2007/11/2
终于可以静下心来,好好的捋捋这个事。至从听到消息的那刻起,就没有真正的平静过。
听到消息的第一个晚上,没怎么睡好,说不上来的感觉。
第二天,算是解脱地跟家人说了一下,家人也吃惊万分。
之后就在日子中空耗着。时不时总会想起,想起了又总免不了惋惜。
估计说到这里,都该猜到这肯定不是什么好消息了,是的,这是一个噩耗——我的一个高中同学,十●一长假出了车祸,人就这样子没了。
虽然我与他相交并不深,高中毕业以后,再也没有见过,掐指算来,却真成了十年生死两茫茫!
是真想写一篇文字来凭吊我这位高中的兄弟啊!但当我打开电脑,想写什么的时候,文字似乎在刹那间遁了形,我找不到,哪怕是一个标点!!我必须得承认我的软弱和无能,我甚至承受不了这样的叙述,一个你认识的人,一个你的同龄人,就这样走了,丢下了年迈的父母、即将完婚的妻子和肚里未出世的孩子。天,一出活生生的发生你身边的悲剧啊!父母怎么办?妻子怎么活?孩子……

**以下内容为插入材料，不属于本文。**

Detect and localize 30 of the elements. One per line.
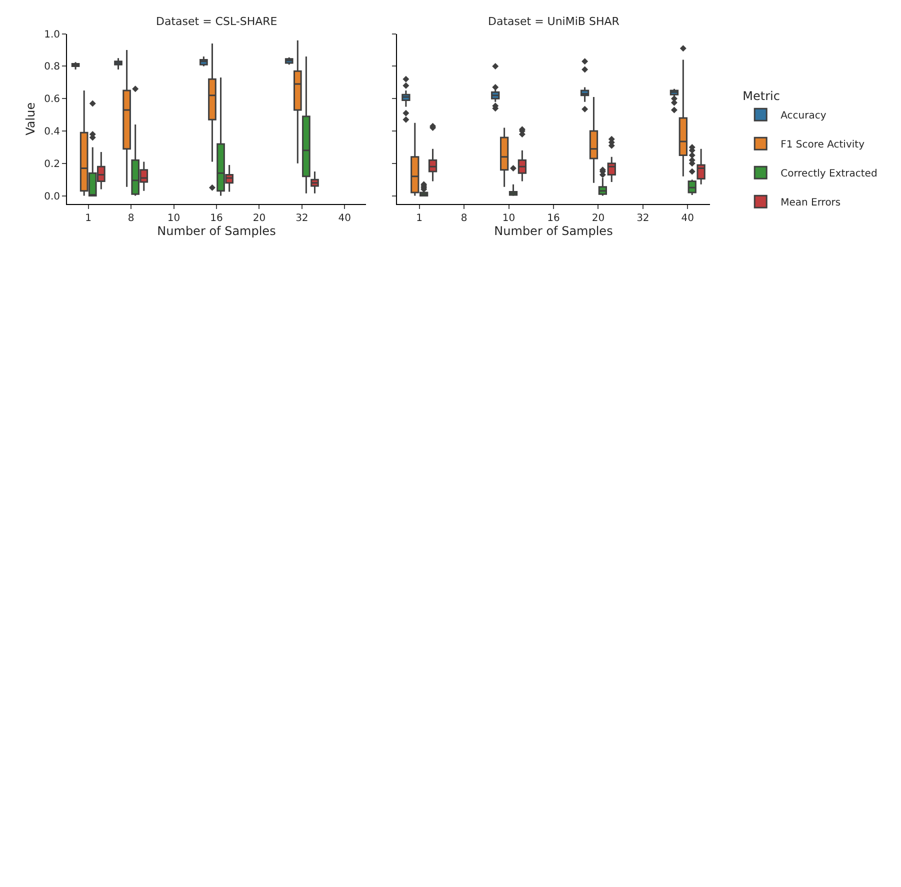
legend-title: Metric [742,89,780,104]
chart-title: Dataset = UniMiB SHAR [488,15,620,28]
legend-label: F1 Score Activity [780,140,865,151]
y-tick-label: 0.0 [44,191,60,202]
x-tick-label: 8 [460,212,468,224]
x-tick-label: 16 [210,212,223,224]
y-tick-label: 1.0 [44,29,60,40]
x-tick-label: 8 [128,212,134,224]
legend-label: Accuracy [780,110,826,122]
x-axis-title: Number of Samples [494,224,613,238]
y-axis-title: Value [23,102,38,136]
x-tick-label: 20 [252,212,266,224]
x-tick-label: 40 [681,212,694,224]
x-axis-title: Number of Samples [157,224,276,238]
y-tick-label: 0.2 [44,158,60,170]
legend-label: Mean Errors [780,198,841,209]
x-tick-label: 40 [338,212,352,224]
y-tick-label: 0.4 [44,126,60,138]
x-tick-label: 1 [85,212,92,224]
legend-label: Correctly Extracted [780,168,878,180]
x-tick-label: 32 [636,212,650,224]
y-tick-label: 0.6 [44,94,60,106]
x-tick-label: 1 [416,212,423,224]
x-tick-label: 10 [502,212,516,224]
x-tick-label: 16 [547,212,560,224]
x-tick-label: 10 [167,212,180,224]
x-tick-label: 32 [296,212,308,224]
x-tick-label: 20 [592,212,605,224]
chart-title: Dataset = CSL-SHARE [156,15,278,28]
y-tick-label: 0.8 [44,62,60,73]
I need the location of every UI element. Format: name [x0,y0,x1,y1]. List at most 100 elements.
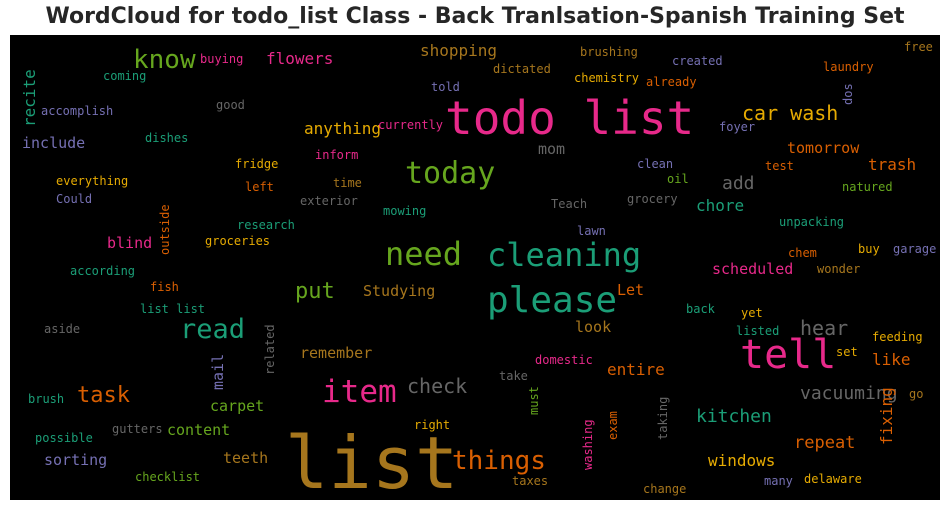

我做不了这样的事,这其中的任何一个问题,都可以让我崩溃得一塌糊涂。文字在这样的生活面前,是那么苍白且无力,多余的累述都是折磨。
放弃这样的文字方式,却不意味着放弃文字。还是用我擅长的方式去回忆一个人,记录一个人吧!说点开心自己能够承受的事,哪怕是几个片段,几处场景,在此刻都拥有了特殊的意义,就像是一串零碎舒缓的音符,一组关于他的哆来咪发索啦希。
哆:他是一个拥有着健康黝黑的皮肤,棱角分明的五官的阳光大男孩,帅气、运动、豪爽、率真的足球高手,一个标准的人见人爱的万人迷。
来:有一天,外面下起了瓢泼大雨,我和他在教室外面的阳台聊天,他目光迷离的看着雨中,像是自言自语的对我说:“以前,像这样的雨天,我都会披着雨披在雨中练球的。”
我说:“你疯了?”
他一脸不宵的说:“球就是这样练出来的。”
咪:他是全班最小的一个,却传出了和班长的绯闻,羡煞了坐在后排的男生们,时常拿这事调侃,他时而一脸的得意之色,时而满不在乎,拽得不行。
发:我们班是足球之班,从男生到女生一水的足球迷,我也算是其中一个异数,对于足球毫无兴趣。篮球班级联赛,人数自然不够,拉他帮忙,他一口答应,一来就像樱木花道似的说,“你们都不行了是吧,看样子得要我这个天才出手了,哇咔咔”,那场比赛,他抢了十多个篮板,赛后,他搭着我的肩说,“我怎么觉得我头这么疼,你看是不是刚才磕到篮板了”。暴汗!
索:大学毕业以后,偶尔在QQ上邂逅,
我说,你现在在那工作?
他说,酒吧。
我说,你自己开的。
他说,不是。
我说,那是?
他说,回聊,忙。
啦:高中同学结婚,喜庆的日子,自然少不了难为新郎新娘以及伴郎伴娘的无聊之人,也不知道从那里蹦出来一个不识抬举的小子,硬是对着伴娘不依不饶,刚好伴娘也是我们高中同学,虽然他和她并不熟,但却看不过去琐男的行径,酒瓶在手,横刀立马,拿起来就和那小子对上了。一直喝到天昏地暗为止。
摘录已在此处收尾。